Every single morning I pray for God to show me that peacock. There's no explanation for it. And every so often, Kevin magically appears, usually when and where I least expect him.
The past few weeks I've been praying extra hard for Kevin to appear. Probably because we are five weeks into the school year, and I still have no idea what God wants me to do with my life. I don't know if I am expecting an answer to appear on Kevin's back, like get a job or write a book. Perhaps stop wasting so much time and drinking so much coffee. But somehow this poor peacock has become a critical symbol in the middle of my mid-life crisis.
This morning I was praying for Kevin to appear when I almost ran right into these two guys, some of the numerous guinea fowl which appear far more frequently than the solitary peacock. I couldn't help but wonder. Maybe God wants me to stop praying so hard for the mysterious peacock and just accept the slightly out of the ordinary guinea fowl. Perhaps this is the answer after all.
If any of you lacks wisdom, you should ask God, who gives generously to all without finding fault, and it will be given to you.
It's been raining here for weeks. And it's driving me crazy. I spend every morning the same way. I drop the boys off at school, and I head to a park to hike for an hour or two. It's the best way to start my day and nurtures both my body and my soul.
But the past three weeks, rain has been my constant companion. Many of the parks I love to visit have been closed, so I'm stuck at the nearby city park that never closes. The first week I skipped some days, figuring the rain couldn't possibly last. But it has. It has been the rainiest September we have ever had, and after about a week, I just had to give in to the rain. And the mud.

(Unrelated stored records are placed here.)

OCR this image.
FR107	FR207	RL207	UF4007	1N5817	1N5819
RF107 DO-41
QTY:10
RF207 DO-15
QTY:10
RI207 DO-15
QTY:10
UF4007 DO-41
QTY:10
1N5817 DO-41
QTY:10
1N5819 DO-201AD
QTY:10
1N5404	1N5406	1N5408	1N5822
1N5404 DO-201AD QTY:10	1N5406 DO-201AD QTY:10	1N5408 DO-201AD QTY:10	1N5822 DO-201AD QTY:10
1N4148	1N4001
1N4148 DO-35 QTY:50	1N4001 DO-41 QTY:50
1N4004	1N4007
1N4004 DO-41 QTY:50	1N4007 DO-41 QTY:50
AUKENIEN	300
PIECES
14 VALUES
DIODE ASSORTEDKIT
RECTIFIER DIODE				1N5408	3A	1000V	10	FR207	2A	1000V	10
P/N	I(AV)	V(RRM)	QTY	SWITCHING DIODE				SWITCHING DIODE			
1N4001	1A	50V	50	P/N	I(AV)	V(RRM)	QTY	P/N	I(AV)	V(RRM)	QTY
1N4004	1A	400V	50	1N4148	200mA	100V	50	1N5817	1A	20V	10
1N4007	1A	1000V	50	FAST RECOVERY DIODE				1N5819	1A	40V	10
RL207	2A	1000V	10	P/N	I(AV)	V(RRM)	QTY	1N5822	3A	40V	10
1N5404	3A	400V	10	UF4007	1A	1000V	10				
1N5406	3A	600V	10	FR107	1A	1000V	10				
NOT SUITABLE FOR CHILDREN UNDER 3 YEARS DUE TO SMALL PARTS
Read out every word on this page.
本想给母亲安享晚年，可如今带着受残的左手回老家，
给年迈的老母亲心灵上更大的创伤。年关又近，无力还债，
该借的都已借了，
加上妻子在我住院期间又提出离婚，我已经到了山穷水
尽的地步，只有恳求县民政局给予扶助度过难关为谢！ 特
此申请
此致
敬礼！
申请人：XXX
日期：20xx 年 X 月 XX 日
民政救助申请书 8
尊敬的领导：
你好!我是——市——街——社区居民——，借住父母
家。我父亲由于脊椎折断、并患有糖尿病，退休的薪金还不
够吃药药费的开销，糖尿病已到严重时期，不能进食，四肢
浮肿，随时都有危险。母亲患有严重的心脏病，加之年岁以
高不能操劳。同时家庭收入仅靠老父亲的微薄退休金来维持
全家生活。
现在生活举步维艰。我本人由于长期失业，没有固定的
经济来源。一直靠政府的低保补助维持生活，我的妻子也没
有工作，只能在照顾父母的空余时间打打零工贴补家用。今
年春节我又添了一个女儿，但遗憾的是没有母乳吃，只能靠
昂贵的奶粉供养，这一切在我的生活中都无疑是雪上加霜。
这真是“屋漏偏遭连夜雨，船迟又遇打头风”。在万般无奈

I started hiking those muddy trails two weeks ago and haven't skipped unless there's lightening. I even developed a plan of sorts. I hike 3 or 4 miles in the mud, and I end at the unexpected creek pictured above. Believe it or not, that's actually a sidewalk, covered by rocks and water. I trump through the 'creek' until the bulk of the mud is washed off my shoes, go back to the car, take off my wet hiking shoes and socks and go home.
The plan was working great until some of my friends found out what I was doing. You are going to catch E Coli... warned one of them. Do you know how much bacteria is in the standing water?... Oh my gosh! That's a breeding ground for mosquitoes!

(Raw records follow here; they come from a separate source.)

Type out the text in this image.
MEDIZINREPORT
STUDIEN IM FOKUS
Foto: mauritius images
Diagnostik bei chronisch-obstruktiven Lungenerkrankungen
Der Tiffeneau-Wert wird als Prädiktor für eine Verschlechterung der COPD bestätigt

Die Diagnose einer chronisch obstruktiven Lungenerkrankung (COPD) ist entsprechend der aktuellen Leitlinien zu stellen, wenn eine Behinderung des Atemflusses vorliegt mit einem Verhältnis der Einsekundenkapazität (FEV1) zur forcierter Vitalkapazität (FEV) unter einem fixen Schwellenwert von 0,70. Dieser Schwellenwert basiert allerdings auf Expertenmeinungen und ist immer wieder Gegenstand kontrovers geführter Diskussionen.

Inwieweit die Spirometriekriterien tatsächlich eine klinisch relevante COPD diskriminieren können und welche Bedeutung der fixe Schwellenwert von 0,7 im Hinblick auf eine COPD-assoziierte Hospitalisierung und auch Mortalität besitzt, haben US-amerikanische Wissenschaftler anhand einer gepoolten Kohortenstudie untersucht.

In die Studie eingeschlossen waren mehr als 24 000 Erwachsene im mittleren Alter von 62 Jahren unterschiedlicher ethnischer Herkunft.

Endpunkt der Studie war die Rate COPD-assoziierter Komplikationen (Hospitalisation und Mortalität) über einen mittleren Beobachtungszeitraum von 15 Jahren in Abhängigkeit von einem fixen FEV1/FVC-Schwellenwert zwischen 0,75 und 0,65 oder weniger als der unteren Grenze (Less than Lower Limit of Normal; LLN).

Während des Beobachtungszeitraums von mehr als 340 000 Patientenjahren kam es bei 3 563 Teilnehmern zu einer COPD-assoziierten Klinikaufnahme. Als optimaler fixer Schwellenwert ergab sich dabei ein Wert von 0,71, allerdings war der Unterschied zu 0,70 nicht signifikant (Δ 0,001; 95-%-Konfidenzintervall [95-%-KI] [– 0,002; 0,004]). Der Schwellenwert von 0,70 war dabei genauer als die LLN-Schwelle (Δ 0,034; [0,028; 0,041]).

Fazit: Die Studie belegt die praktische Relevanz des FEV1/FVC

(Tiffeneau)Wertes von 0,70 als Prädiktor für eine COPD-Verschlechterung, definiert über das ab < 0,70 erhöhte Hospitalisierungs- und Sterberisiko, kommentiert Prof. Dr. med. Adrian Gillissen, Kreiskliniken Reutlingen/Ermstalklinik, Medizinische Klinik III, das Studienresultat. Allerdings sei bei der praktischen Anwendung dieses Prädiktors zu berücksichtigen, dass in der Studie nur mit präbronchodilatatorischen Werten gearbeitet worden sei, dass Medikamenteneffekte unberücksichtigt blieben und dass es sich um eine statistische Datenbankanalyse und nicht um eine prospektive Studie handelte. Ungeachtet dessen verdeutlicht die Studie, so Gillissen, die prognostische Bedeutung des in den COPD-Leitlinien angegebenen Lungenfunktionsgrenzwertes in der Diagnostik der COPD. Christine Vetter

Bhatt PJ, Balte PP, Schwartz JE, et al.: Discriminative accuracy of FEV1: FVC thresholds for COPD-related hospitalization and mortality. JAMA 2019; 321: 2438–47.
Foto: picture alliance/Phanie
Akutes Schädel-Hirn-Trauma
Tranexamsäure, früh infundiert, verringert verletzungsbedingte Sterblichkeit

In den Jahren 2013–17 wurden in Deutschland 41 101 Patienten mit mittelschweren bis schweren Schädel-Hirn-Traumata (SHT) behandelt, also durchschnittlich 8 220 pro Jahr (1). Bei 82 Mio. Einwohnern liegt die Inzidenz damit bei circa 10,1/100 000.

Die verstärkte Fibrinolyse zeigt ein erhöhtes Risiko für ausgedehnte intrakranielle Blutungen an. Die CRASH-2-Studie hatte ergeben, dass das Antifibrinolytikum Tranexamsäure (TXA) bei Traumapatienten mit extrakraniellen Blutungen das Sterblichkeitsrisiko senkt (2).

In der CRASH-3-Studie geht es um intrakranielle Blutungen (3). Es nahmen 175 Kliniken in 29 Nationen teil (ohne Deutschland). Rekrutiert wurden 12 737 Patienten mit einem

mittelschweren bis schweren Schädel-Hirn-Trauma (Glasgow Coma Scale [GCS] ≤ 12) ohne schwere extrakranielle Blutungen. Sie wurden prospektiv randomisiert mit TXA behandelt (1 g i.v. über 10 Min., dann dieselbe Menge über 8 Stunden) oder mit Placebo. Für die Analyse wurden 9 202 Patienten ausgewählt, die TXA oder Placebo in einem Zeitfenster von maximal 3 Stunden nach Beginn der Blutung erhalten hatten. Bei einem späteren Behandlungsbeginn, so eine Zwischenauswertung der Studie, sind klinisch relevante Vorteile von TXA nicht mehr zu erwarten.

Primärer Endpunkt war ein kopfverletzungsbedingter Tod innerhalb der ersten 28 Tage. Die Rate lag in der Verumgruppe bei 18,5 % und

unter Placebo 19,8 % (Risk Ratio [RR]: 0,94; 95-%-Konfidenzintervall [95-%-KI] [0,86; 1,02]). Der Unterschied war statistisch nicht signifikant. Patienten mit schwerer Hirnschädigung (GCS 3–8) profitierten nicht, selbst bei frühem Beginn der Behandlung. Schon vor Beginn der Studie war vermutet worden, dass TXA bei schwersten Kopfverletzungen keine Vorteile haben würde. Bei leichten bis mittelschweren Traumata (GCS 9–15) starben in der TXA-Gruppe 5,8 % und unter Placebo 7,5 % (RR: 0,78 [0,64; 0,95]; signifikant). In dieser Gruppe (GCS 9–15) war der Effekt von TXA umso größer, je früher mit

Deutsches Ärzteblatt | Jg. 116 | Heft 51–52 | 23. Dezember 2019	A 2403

Apparently my friends and family had lots of advice about my shoe washing methods...
It merely reminded me that each of us make so many decisions, every single day; some big, some small and every level in between. And every one of the those decisions have consequences. I find that my decisions tend to work out for the best when I seek His counsel and don't act on my own. When I go to His Word and don't try to control my own destiny.
It's been two weeks of tromping through that rain water, and I don't appear to have foot E Coli yet. I've spent that time praying and asking God to guide me on my path. I'm feeling pretty confident I'm going to be alright with Him by my side.
In their hearts humans plan their course,
but the Lord establishes their steps.